Los nudillos tocaban suavemente sobre la puerta y al fin reconociste la voz del mozo del hotel.

– ¿Puedo recoger…?

– No. Después. Ahora no. Por favor, por favor.

Te cubriste con la sábana y a tu lado Javier, desnudo, apretaba los dientes y se tapaba los ojos con la mano.

– Me agotaste, Ligeia. Sé que en Falaraki quisiste cansarme con tu amor exigente. Yo te quería lejana y convocable a toda, hora. Sólo quería que fueras una representación…

– ¿Qué más he sido? -murmuraste-. ¿Crees que soy Elizabeth Jonas, la que conociste en Nueva York? ¿No ves que soy tú, tu representación, que ya no hablo ni pienso como Elizabeth Jonas, que soy y hablo y pienso en nombre tuyo, sin personalidad?

– Eres confusa, avasallante, agotadora. No entendiste.

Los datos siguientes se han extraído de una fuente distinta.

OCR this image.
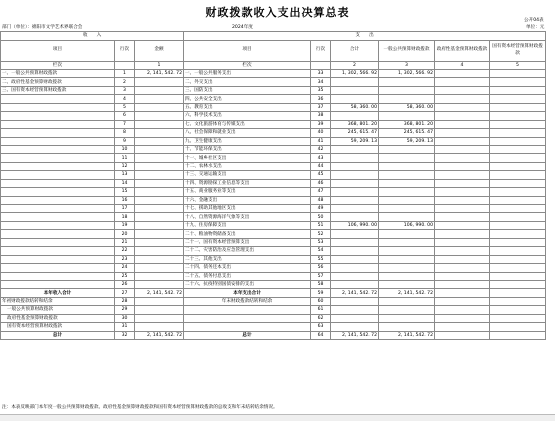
财政拨款收入支出决算总表
部门（单位）：绵阳市文学艺术界联合会	2024年度
公开04表
单位：元
收　　入			支　　出					
项目	行次	金额	项目	行次	合计	一般公共预算财政拨款	政府性基金预算财政拨款	国有资本经营预算财政拨款
栏次		1	栏次		2	3	4	5
一、一般公共预算财政拨款	1	2, 141, 542. 72	一、一般公共服务支出	33	1, 302, 566. 92	1, 302, 566. 92		
二、政府性基金预算财政拨款	2		二、外交支出	34				
三、国有资本经营预算财政拨款	3		三、国防支出	35				
	4		四、公共安全支出	36				
	5		五、教育支出	37	58, 360. 00	58, 360. 00		
	6		六、科学技术支出	38				
	7		七、文化旅游体育与传媒支出	39	368, 801. 20	368, 801. 20		
	8		八、社会保障和就业支出	40	245, 615. 47	245, 615. 47		
	9		九、卫生健康支出	41	59, 209. 13	59, 209. 13		
	10		十、节能环保支出	42				
	11		十一、城乡社区支出	43				
	12		十二、农林水支出	44				
	13		十三、交通运输支出	45				
	14		十四、资源勘探工业信息等支出	46				
	15		十五、商业服务业等支出	47				
	16		十六、金融支出	48				
	17		十七、援助其他地区支出	49				
	18		十八、自然资源海洋气象等支出	50				
	19		十九、住房保障支出	51	106, 990. 00	106, 990. 00		
	20		二十、粮油物资储备支出	52				
	21		二十一、国有资本经营预算支出	53				
	22		二十二、灾害防治及应急管理支出	54				
	23		二十三、其他支出	55				
	24		二十四、债务还本支出	56				
	25		二十五、债务付息支出	57				
	26		二十六、抗疫特别国债安排的支出	58				
本年收入合计	27	2, 141, 542. 72	本年支出合计	59	2, 141, 542. 72	2, 141, 542. 72		
年初财政拨款结转和结余	28		年末财政拨款结转和结余	60				
一般公共预算财政拨款	29			61				
政府性基金预算财政拨款	30			62				
国有资本经营预算财政拨款	31			63				
总计	32	2, 141, 542. 72	总计	64	2, 141, 542. 72	2, 141, 542. 72		
注：本表反映部门本年度一般公共预算财政拨款、政府性基金预算财政拨款和国有资本经营预算财政拨款的总收支和年末结转结余情况。
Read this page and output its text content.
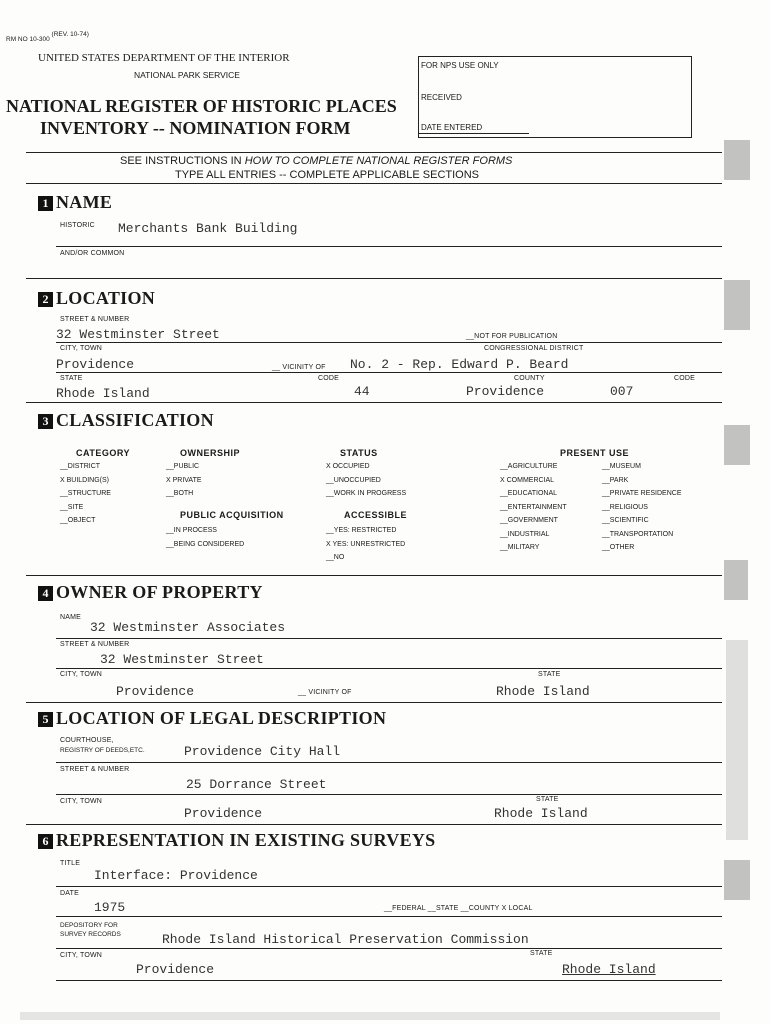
RM NO 10-300 (REV. 10-74)
UNITED STATES DEPARTMENT OF THE INTERIOR
NATIONAL PARK SERVICE
NATIONAL REGISTER OF HISTORIC PLACES
INVENTORY -- NOMINATION FORM
FOR NPS USE ONLY
RECEIVED
DATE ENTERED
SEE INSTRUCTIONS IN HOW TO COMPLETE NATIONAL REGISTER FORMS
TYPE ALL ENTRIES -- COMPLETE APPLICABLE SECTIONS
1 NAME
HISTORIC Merchants Bank Building
AND/OR COMMON
2 LOCATION
STREET & NUMBER
32 Westminster Street	__NOT FOR PUBLICATION
CITY, TOWN	CONGRESSIONAL DISTRICT
Providence	__ VICINITY OF No. 2 - Rep. Edward P. Beard
STATE	CODE	COUNTY	CODE
Rhode Island	44	Providence	007
3 CLASSIFICATION
CATEGORY
__DISTRICT
X BUILDING(S)
__STRUCTURE
__SITE
__OBJECT
OWNERSHIP
__PUBLIC
X PRIVATE
__BOTH
PUBLIC ACQUISITION
__IN PROCESS
__BEING CONSIDERED
STATUS
X OCCUPIED
__UNOCCUPIED
__WORK IN PROGRESS
ACCESSIBLE
__YES: RESTRICTED
X YES: UNRESTRICTED
__NO
PRESENT USE
__AGRICULTURE
X COMMERCIAL
__EDUCATIONAL
__ENTERTAINMENT
__GOVERNMENT
__INDUSTRIAL
__MILITARY
__MUSEUM
__PARK
__PRIVATE RESIDENCE
__RELIGIOUS
__SCIENTIFIC
__TRANSPORTATION
__OTHER
4 OWNER OF PROPERTY
NAME
32 Westminster Associates
STREET & NUMBER
32 Westminster Street
CITY, TOWN	STATE
Providence	__ VICINITY OF	Rhode Island
5 LOCATION OF LEGAL DESCRIPTION
COURTHOUSE,
REGISTRY OF DEEDS,ETC.	Providence City Hall
STREET & NUMBER
25 Dorrance Street
CITY, TOWN	STATE
Providence	Rhode Island
6 REPRESENTATION IN EXISTING SURVEYS
TITLE
Interface: Providence
DATE
1975	__FEDERAL __STATE __COUNTY X LOCAL
DEPOSITORY FOR
SURVEY RECORDS	Rhode Island Historical Preservation Commission
CITY, TOWN	STATE
Providence	Rhode Island
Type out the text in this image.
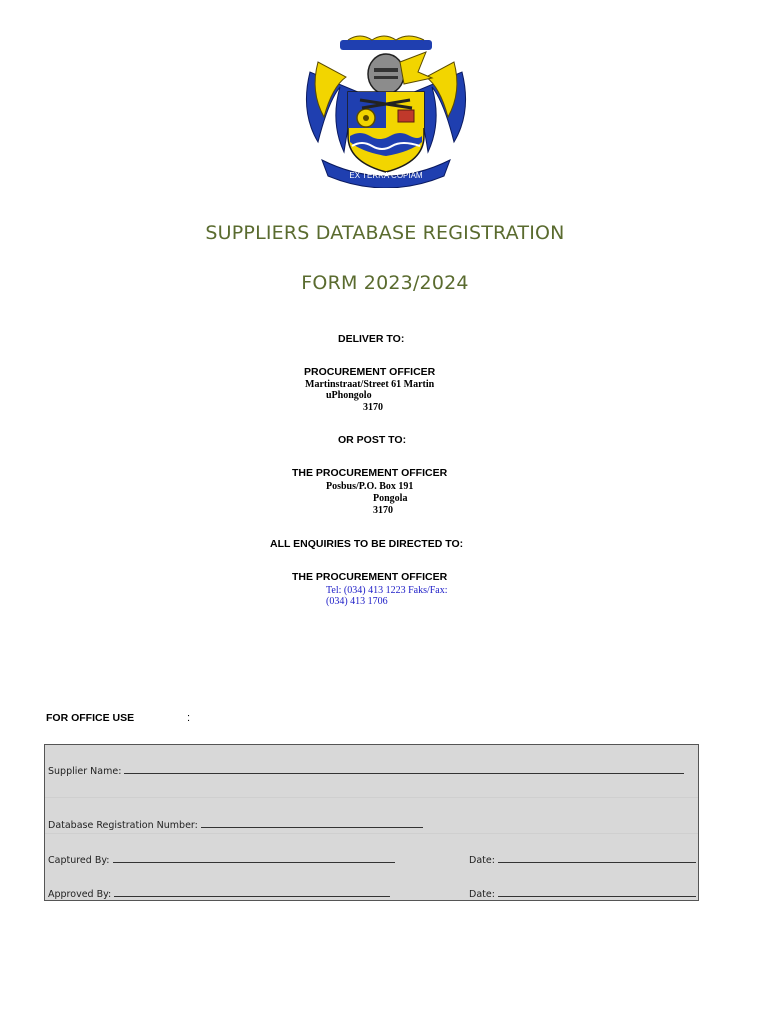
EX TERRA COPIAM
SUPPLIERS DATABASE REGISTRATION
FORM 2023/2024
DELIVER TO:
PROCUREMENT OFFICER
Martinstraat/Street 61 Martin
uPhongolo
3170
OR POST TO:
THE PROCUREMENT OFFICER
Posbus/P.O. Box 191
Pongola
3170
ALL ENQUIRIES TO BE DIRECTED TO:
THE PROCUREMENT OFFICER
Tel: (034) 413 1223 Faks/Fax:
(034) 413 1706
FOR OFFICE USE	:
Supplier Name:
Database Registration Number:
Captured By:	Date:
Approved By:	Date:
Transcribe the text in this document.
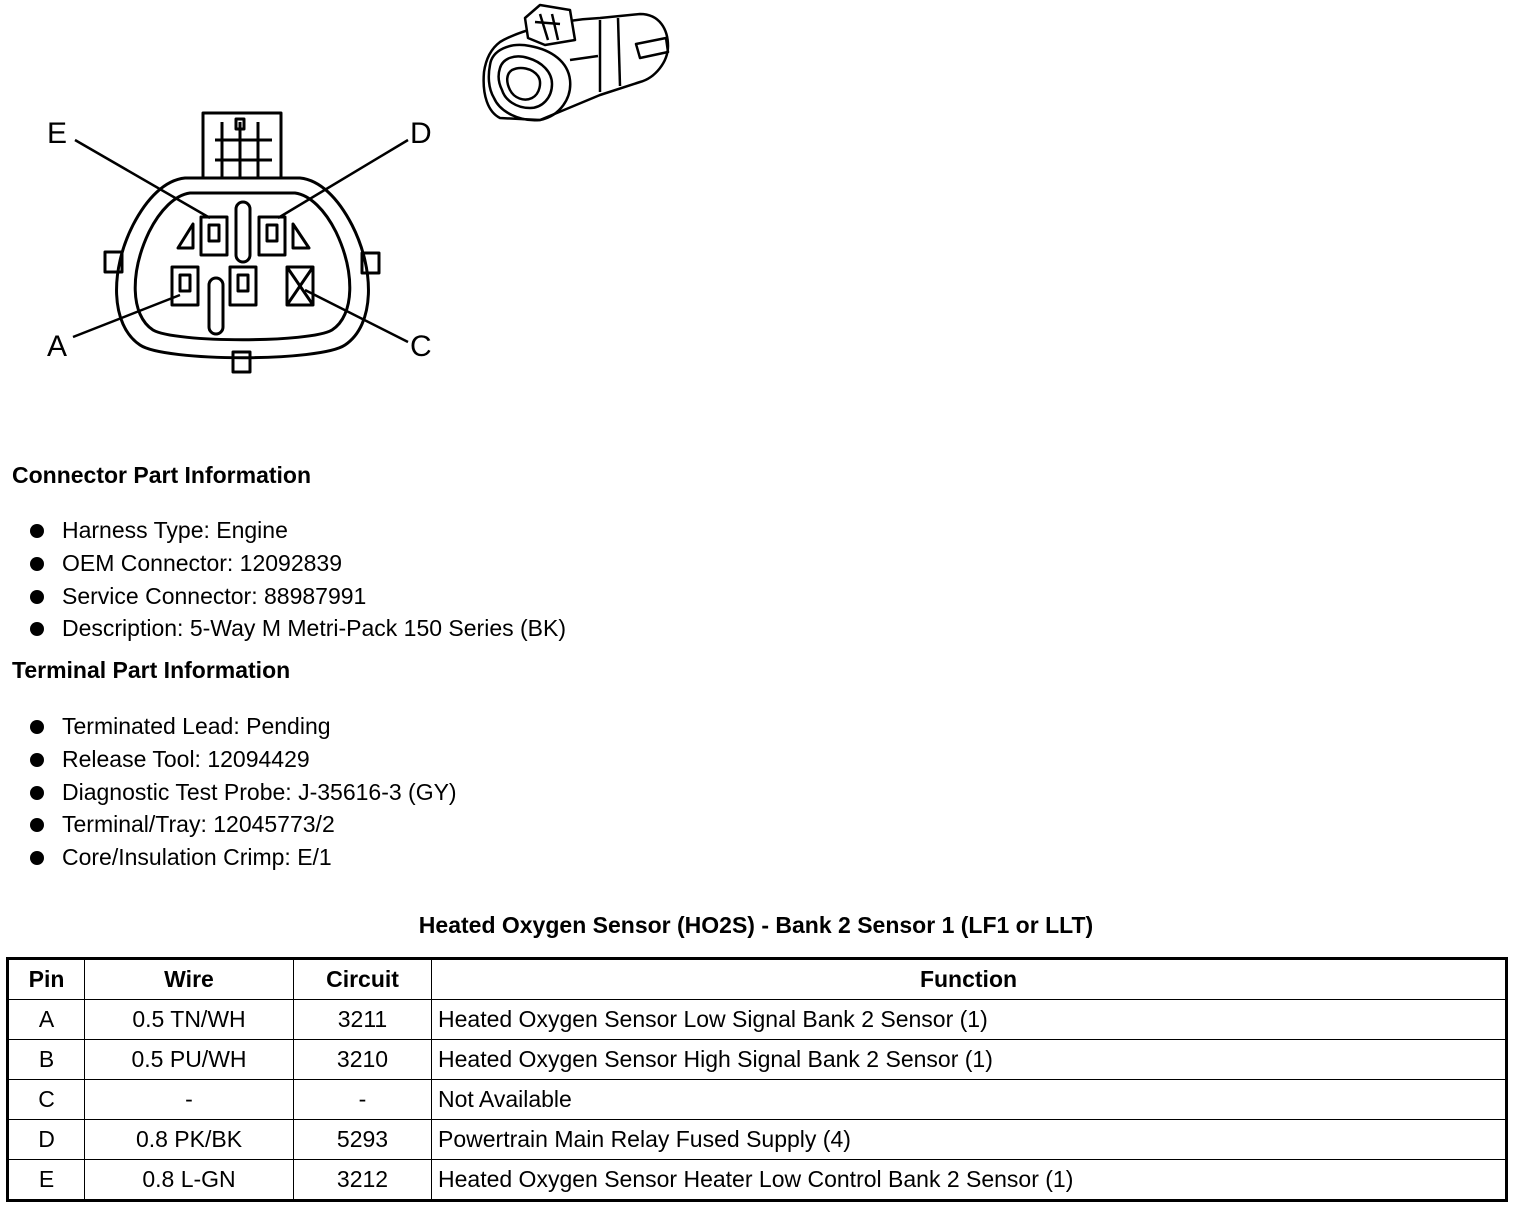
E	D
A	C
Connector Part Information
Harness Type: Engine
OEM Connector: 12092839
Service Connector: 88987991
Description: 5-Way M Metri-Pack 150 Series (BK)
Terminal Part Information
Terminated Lead: Pending
Release Tool: 12094429
Diagnostic Test Probe: J-35616-3 (GY)
Terminal/Tray: 12045773/2
Core/Insulation Crimp: E/1
Heated Oxygen Sensor (HO2S) - Bank 2 Sensor 1 (LF1 or LLT)
Pin	Wire	Circuit	Function
A	0.5 TN/WH	3211	Heated Oxygen Sensor Low Signal Bank 2 Sensor (1)
B	0.5 PU/WH	3210	Heated Oxygen Sensor High Signal Bank 2 Sensor (1)
C	-	-	Not Available
D	0.8 PK/BK	5293	Powertrain Main Relay Fused Supply (4)
E	0.8 L-GN	3212	Heated Oxygen Sensor Heater Low Control Bank 2 Sensor (1)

Te sentaste, agotada, al filo de la cama.

– No es cierto. ¿No te pedí que jugáramos con Miriam en Buenos Aires? Tú querías tu juego a solas. Cuando lo descubrí, me miraste por primera vez con esa lejanía y ese desprecio sin palabras. No te movías. Es lo mismo. Amor y novedad. ¿No es cierto, no es cierto?

– No puedo hablar así.

Te cubriste los pechos y el sexo con la sábana y corriste al baño. Cerraste la puerta detrás de ti. Javier gritó desde la cama:

– Nunca entenderás cómo me destruiste.

Escondió la cara en la almohada y tú adivinaste sus palabras y repetiste que nunca entenderías cómo lo destruiste, cómo lo venciste y te sentiste víctima por su derrota. ¿Por qué lo destruiste allí mismo, al principio, aquella mañana en Delos? El ruido del agua corriente en la tina escapaba del baño y llenaba el cuarto vacío.

– No tenías derecho, Ligeia.

Y tú te miraste desnuda en el espejo del baño; él diría que esas ruinas tenían que ser ajenas para ser suyas, ¿no entiendes? Te acercaste a la tina y te quemaste los dedos con el agua hirviente del grifo.

– Vaya. De noche sí hay agua caliente.

– Ya sé que no es posible; hoy no me atrevo a culparte…

– Hey! There’s hot water!

Y luego vamos a creer que él aprovecha tu ausencia para decir que aquéllas no son ruinas porque tienen descendencia y tú lo supiste desde entonces y por eso regresaron hoy a Xochicalco…

– ¿No quieres rasurarte?

– ¿No sabes? ¿Crees que no te vi, escondida y abrazada al friso de la serpiente?

Mezclaste con la mano el agua fría y la caliente, tarareando. Lillie. Una comunicación desesperada. Un Mefistófeles negro. Ja.

¿Crees que no vi a Franz engañándonos para que tú pudieras cumplir tu condenado rito?

Te sentaste, suspirando, dentro de la tina.

– ¿No ves que ya no es posible? ¿Por qué crees que regresamos a Xochicalco, Ligeia?

Te mordiste un dedo y sonreíste.

– Esas ruinas -estaría diciendo- no son como las griegas.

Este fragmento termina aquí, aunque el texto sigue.